Now here's the trick: if you start with any angle β_{0} and apply the angle-folding algorithm for a specific degree measure b_{0}π/n, the angle β_{im} will approach b_{0}π/n as i goes to infinity (m is the period of the algorithm; proof below). After you have made the angle b_{0}π/n, you can halve that angle by applying folds, yielding b_{0}π/(2^{r}n) (This is why the odd n restriction isn't limiting: if you want to find some a_{0}π/n, rewrite n=2^{r}m, where m is odd, find a_{0}π/m, and halve it r times). In English, it doesn't matter what angle you start with: if you use the sequence for π/5, you'll get π/5, and rather quickly. Then can fold it in half to get π/10, π/20, etc.

The next time you are bored, grab a piece of lined paper and rip off the margin.
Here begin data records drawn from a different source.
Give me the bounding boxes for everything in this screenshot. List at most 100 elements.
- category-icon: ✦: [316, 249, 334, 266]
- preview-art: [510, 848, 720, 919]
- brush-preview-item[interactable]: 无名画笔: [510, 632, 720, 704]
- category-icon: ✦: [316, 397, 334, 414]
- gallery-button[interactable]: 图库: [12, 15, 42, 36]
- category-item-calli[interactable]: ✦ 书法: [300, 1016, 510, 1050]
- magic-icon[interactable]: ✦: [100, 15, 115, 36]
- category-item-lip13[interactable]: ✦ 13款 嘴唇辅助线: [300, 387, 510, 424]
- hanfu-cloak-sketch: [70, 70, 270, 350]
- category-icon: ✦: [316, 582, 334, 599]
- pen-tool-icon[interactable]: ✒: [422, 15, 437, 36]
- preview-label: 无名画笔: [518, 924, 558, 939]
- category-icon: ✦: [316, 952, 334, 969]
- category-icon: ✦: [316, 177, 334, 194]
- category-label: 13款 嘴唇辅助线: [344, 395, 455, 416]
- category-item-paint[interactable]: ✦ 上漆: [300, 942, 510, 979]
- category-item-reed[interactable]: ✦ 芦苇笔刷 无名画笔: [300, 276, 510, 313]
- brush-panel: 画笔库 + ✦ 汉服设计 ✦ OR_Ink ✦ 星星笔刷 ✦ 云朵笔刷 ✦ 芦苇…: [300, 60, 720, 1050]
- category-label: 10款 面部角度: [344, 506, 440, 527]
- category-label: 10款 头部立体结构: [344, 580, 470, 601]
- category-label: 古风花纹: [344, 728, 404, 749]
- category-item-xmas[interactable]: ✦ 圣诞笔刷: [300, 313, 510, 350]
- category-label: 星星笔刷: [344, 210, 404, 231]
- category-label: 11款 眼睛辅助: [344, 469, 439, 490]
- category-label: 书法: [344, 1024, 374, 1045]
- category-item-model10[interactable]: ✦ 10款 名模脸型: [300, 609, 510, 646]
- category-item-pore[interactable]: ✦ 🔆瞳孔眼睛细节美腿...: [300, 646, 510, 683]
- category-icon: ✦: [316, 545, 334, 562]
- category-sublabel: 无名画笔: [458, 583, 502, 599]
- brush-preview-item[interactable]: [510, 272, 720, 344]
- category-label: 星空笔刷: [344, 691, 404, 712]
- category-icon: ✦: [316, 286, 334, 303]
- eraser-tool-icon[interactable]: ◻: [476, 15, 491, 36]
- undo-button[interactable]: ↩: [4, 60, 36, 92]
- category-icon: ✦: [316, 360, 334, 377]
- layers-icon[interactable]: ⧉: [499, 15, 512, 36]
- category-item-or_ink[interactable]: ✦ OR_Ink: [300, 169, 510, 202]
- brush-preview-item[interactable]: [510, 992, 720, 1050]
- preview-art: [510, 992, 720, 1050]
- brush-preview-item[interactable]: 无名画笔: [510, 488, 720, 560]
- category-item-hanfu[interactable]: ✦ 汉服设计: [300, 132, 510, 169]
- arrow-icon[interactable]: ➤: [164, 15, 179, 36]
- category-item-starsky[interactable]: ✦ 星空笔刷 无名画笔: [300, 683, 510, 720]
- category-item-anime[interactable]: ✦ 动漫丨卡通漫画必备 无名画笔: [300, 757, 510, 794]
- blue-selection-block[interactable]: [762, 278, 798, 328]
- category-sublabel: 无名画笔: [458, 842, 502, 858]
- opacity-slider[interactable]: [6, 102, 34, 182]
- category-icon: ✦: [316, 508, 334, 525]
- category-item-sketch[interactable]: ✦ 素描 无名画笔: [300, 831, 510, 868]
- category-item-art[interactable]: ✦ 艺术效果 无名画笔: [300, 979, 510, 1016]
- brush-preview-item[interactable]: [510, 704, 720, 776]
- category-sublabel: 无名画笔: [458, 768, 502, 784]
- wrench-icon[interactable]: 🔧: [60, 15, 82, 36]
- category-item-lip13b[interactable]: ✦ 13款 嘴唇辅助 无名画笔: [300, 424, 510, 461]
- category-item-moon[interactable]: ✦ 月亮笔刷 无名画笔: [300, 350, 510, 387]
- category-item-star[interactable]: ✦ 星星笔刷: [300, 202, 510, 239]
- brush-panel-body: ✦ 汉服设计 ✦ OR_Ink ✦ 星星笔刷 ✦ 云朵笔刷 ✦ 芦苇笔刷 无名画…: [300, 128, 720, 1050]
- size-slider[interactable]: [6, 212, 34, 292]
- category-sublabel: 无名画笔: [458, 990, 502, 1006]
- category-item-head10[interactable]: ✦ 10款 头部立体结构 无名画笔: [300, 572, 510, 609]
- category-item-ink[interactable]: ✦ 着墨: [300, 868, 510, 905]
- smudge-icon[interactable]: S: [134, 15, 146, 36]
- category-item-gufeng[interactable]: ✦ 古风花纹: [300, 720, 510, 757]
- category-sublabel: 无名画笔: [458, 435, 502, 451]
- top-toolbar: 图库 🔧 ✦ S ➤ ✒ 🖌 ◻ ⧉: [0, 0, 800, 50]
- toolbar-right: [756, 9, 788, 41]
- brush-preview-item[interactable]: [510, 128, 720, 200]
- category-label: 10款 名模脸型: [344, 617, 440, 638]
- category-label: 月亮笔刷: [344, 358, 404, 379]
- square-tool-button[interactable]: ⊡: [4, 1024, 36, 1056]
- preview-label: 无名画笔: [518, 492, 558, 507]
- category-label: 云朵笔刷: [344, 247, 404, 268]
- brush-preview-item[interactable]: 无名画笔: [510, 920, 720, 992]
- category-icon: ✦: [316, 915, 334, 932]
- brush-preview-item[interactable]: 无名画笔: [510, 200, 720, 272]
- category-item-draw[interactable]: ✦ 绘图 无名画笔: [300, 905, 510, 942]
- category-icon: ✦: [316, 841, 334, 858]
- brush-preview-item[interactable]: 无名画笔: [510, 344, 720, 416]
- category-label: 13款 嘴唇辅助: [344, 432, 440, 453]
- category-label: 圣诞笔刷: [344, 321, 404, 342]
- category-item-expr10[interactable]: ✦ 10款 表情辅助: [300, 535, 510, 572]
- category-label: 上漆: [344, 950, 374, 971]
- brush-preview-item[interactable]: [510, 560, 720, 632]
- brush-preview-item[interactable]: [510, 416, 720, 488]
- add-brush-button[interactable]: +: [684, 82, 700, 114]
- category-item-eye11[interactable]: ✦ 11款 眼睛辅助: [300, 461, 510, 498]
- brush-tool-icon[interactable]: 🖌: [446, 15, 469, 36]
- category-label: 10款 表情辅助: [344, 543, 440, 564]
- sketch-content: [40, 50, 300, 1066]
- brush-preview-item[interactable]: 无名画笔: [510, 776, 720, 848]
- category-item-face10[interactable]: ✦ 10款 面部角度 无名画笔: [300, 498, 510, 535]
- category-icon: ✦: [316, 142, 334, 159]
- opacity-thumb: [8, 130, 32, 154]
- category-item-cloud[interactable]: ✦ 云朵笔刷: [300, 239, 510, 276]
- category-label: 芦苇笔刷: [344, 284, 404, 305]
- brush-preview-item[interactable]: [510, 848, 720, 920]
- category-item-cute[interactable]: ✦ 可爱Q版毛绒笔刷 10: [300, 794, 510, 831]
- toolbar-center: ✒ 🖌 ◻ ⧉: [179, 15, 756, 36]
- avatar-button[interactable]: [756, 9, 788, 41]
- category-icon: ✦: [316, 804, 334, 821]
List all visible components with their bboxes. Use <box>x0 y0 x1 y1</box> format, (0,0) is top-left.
See what interesting angles you can fit on it. If you fold along the right creases, you can turn your strip of paper into a regular (star) {n/a}-gon. To do this, pick a pair of creases that meet at the top edge such that the angle between them is aπ/n. Find n such pairs of creases that are equally spaced along the piece of paper, and fold and twist until your polygon/star is complete.
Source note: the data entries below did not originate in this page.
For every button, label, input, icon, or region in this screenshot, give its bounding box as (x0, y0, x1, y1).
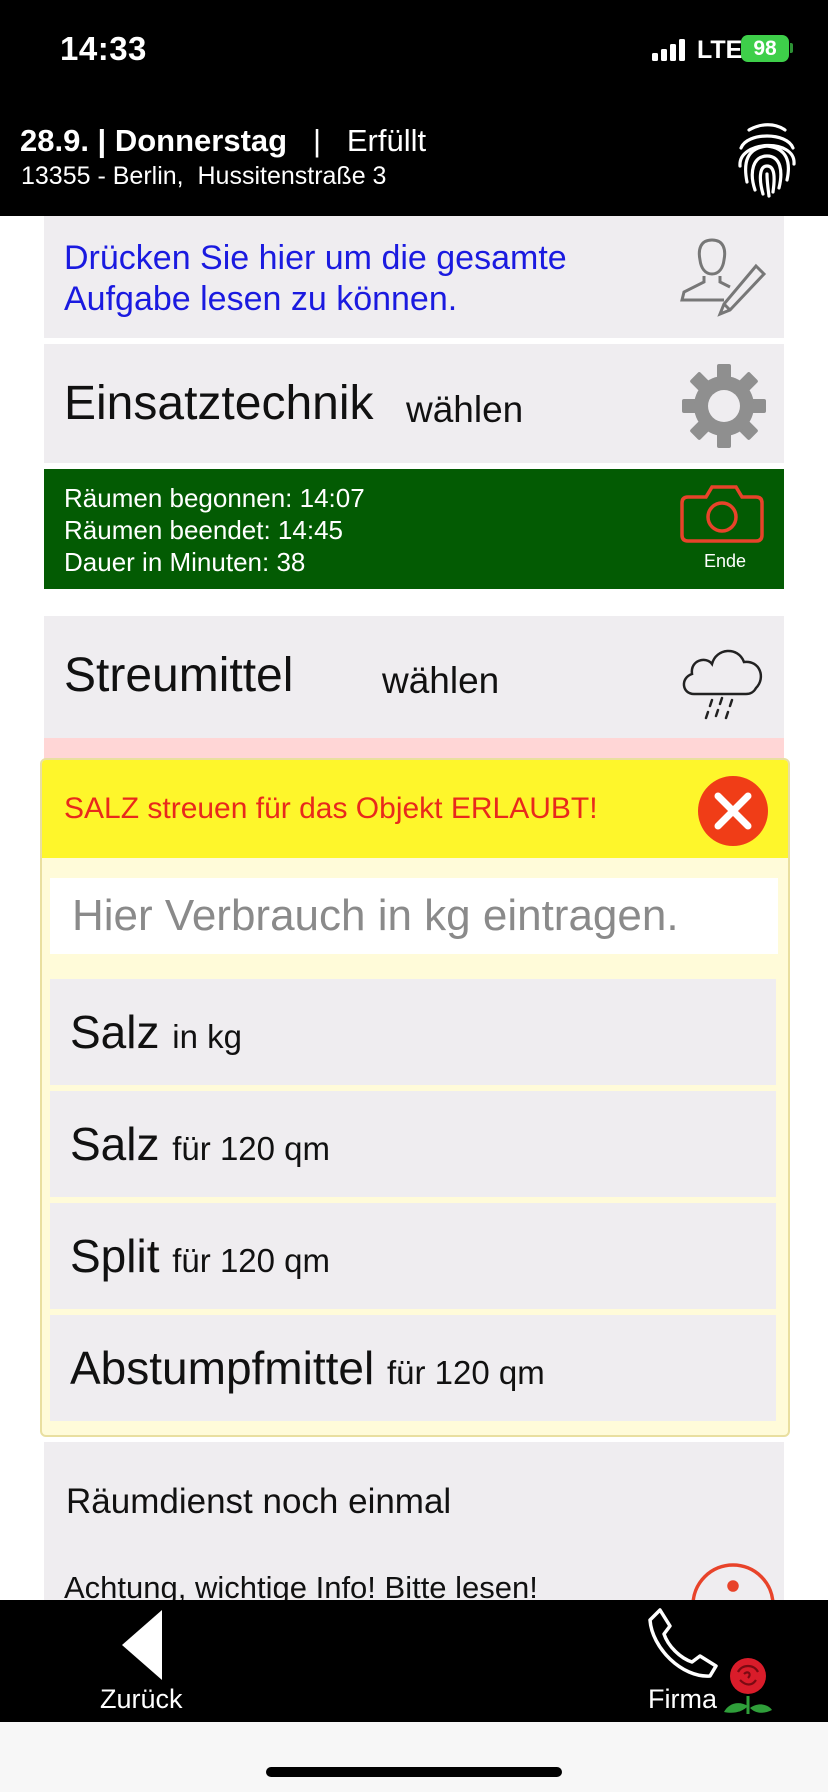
tech-choose: wählen (406, 389, 524, 430)
back-label: Zurück (100, 1684, 183, 1714)
option-abstumpfmittel[interactable]: Abstumpfmittel für 120 qm (50, 1315, 776, 1421)
bottom-bar: Zurück Firma (0, 1600, 828, 1722)
option-label: Split für 120 qm (70, 1229, 330, 1283)
home-indicator[interactable] (266, 1767, 562, 1777)
tech-label: Einsatztechnik (64, 377, 374, 430)
again-card[interactable]: Räumdienst noch einmal (44, 1442, 784, 1556)
option-salt-kg[interactable]: Salz in kg (50, 979, 776, 1085)
network-type: LTE (697, 36, 743, 64)
back-button[interactable]: Zurück (80, 1600, 220, 1722)
info-label: Achtung, wichtige Info! Bitte lesen! (64, 1570, 538, 1600)
battery-tip (790, 43, 793, 53)
clearing-end: Räumen beendet: 14:45 (64, 515, 343, 545)
option-main: Split (70, 1230, 160, 1282)
user-edit-icon (680, 238, 767, 317)
spread-label: Streumittel (64, 649, 294, 702)
header-date: 28.9. | Donnerstag (20, 123, 288, 158)
rose-icon (724, 1658, 772, 1714)
option-sub: für 120 qm (172, 1130, 331, 1167)
app-header: 28.9. | Donnerstag | Erfüllt 13355 - Ber… (0, 105, 828, 216)
option-sub: für 120 qm (387, 1354, 545, 1391)
consumption-input[interactable] (50, 878, 778, 954)
gear-icon (682, 364, 766, 448)
again-label: Räumdienst noch einmal (66, 1482, 452, 1521)
spread-choose: wählen (382, 660, 500, 701)
company-label: Firma (648, 1684, 717, 1714)
company-call-button[interactable]: Firma (640, 1600, 790, 1722)
header-address: 13355 - Berlin, Hussitenstraße 3 (21, 162, 387, 190)
option-label: Salz für 120 qm (70, 1117, 330, 1171)
info-icon (691, 1563, 775, 1600)
camera-icon[interactable] (680, 483, 764, 543)
phone-icon (648, 1608, 718, 1678)
tech-card[interactable]: Einsatztechnik wählen (44, 344, 784, 463)
clearing-times: Räumen begonnen: 14:07 Räumen beendet: 1… (64, 482, 365, 578)
option-label: Abstumpfmittel für 120 qm (70, 1341, 545, 1395)
clearing-card[interactable]: Räumen begonnen: 14:07 Räumen beendet: 1… (44, 469, 784, 589)
salt-modal: SALZ streuen für das Objekt ERLAUBT! Sal… (40, 758, 790, 1437)
info-card[interactable]: Achtung, wichtige Info! Bitte lesen! (44, 1540, 784, 1600)
close-button[interactable] (698, 776, 768, 846)
header-title: 28.9. | Donnerstag | Erfüllt (20, 123, 426, 159)
clearing-duration: Dauer in Minuten: 38 (64, 547, 306, 577)
modal-title: SALZ streuen für das Objekt ERLAUBT! (64, 792, 598, 825)
clearing-start: Räumen begonnen: 14:07 (64, 483, 365, 513)
signal-icon (652, 39, 688, 61)
option-main: Salz (70, 1118, 160, 1170)
modal-header: SALZ streuen für das Objekt ERLAUBT! (42, 760, 788, 858)
header-separator: | (312, 123, 321, 158)
home-area (0, 1722, 828, 1792)
header-status: Erfüllt (346, 123, 427, 158)
option-sub: für 120 qm (172, 1242, 331, 1279)
cloud-snow-icon (682, 649, 763, 720)
option-salt-area[interactable]: Salz für 120 qm (50, 1091, 776, 1197)
battery-level: 98 (753, 37, 777, 60)
fingerprint-icon[interactable] (735, 122, 799, 198)
battery-icon: 98 (741, 35, 789, 62)
spread-card[interactable]: Streumittel wählen (44, 616, 784, 738)
back-arrow-icon (122, 1610, 162, 1680)
camera-end-label: Ende (703, 551, 747, 571)
option-main: Abstumpfmittel (70, 1342, 375, 1394)
close-icon (714, 792, 752, 830)
task-card[interactable]: Drücken Sie hier um die gesamte Aufgabe … (44, 216, 784, 338)
option-main: Salz (70, 1006, 160, 1058)
option-split[interactable]: Split für 120 qm (50, 1203, 776, 1309)
task-text: Drücken Sie hier um die gesamte Aufgabe … (64, 239, 567, 318)
status-bar: 14:33 LTE 98 (0, 0, 828, 105)
status-time: 14:33 (60, 30, 147, 67)
option-label: Salz in kg (70, 1005, 242, 1059)
option-sub: in kg (172, 1018, 242, 1055)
Try and think of a better way to impress your math buddies than by making a perfect 17-pointed star.

**Quasi-Proof:** Let α_{0}=a_{0}π/n be acute. Let's say n=1 and 0<a_{0}<1/2 is rational. If α_{l+1} is created by a fold of α_{l}, a_{l+1}=a_{l}/2. If α_{l+1} is created by a switchfold of α_{l}, a_{l+1}=(1-a_{l})/2.
Let's say our algorithm consists of j_{1}-1 folds, followed by a switchfold, then j_{2}-1 folds, followed by a switchfold, ..., then a switchfold, then j_{k}-1folds:

a_{j1-1}=a_{0}/2^{j1-1}

a_{j1}=(1-a_{0}/2^{j1-1})/2=(1-a_{0})/2^{j1}

a_{j2+j1-1}=(1-a_{0})/2^{j2+j1-1}

a_{j2+j1}=(1-(1-a_{0})/2^{j2+j1-1})/2=(2^{j2+j1}-1+a_{0})/2^{j2+j1}

.

.

.

The more switchfolds you do, the larger the non-a_{0} term in the numerator grows, until a_{0} is negligible. Therefore, any algorithm with switchfolds, repeated enough times, will yield a result regardless of the original choice of a_{0}. In the case of an algorithm composed of all folds would yield an angle of 0, which is not terribly interesting, nor is it included in the algorithm. QED

Source:

Polster, Burkard. *Variations on a Theme in Paper Folding* The American Mathematical Monthly. Jan 2004, Vol 111, #1 pp 39-47.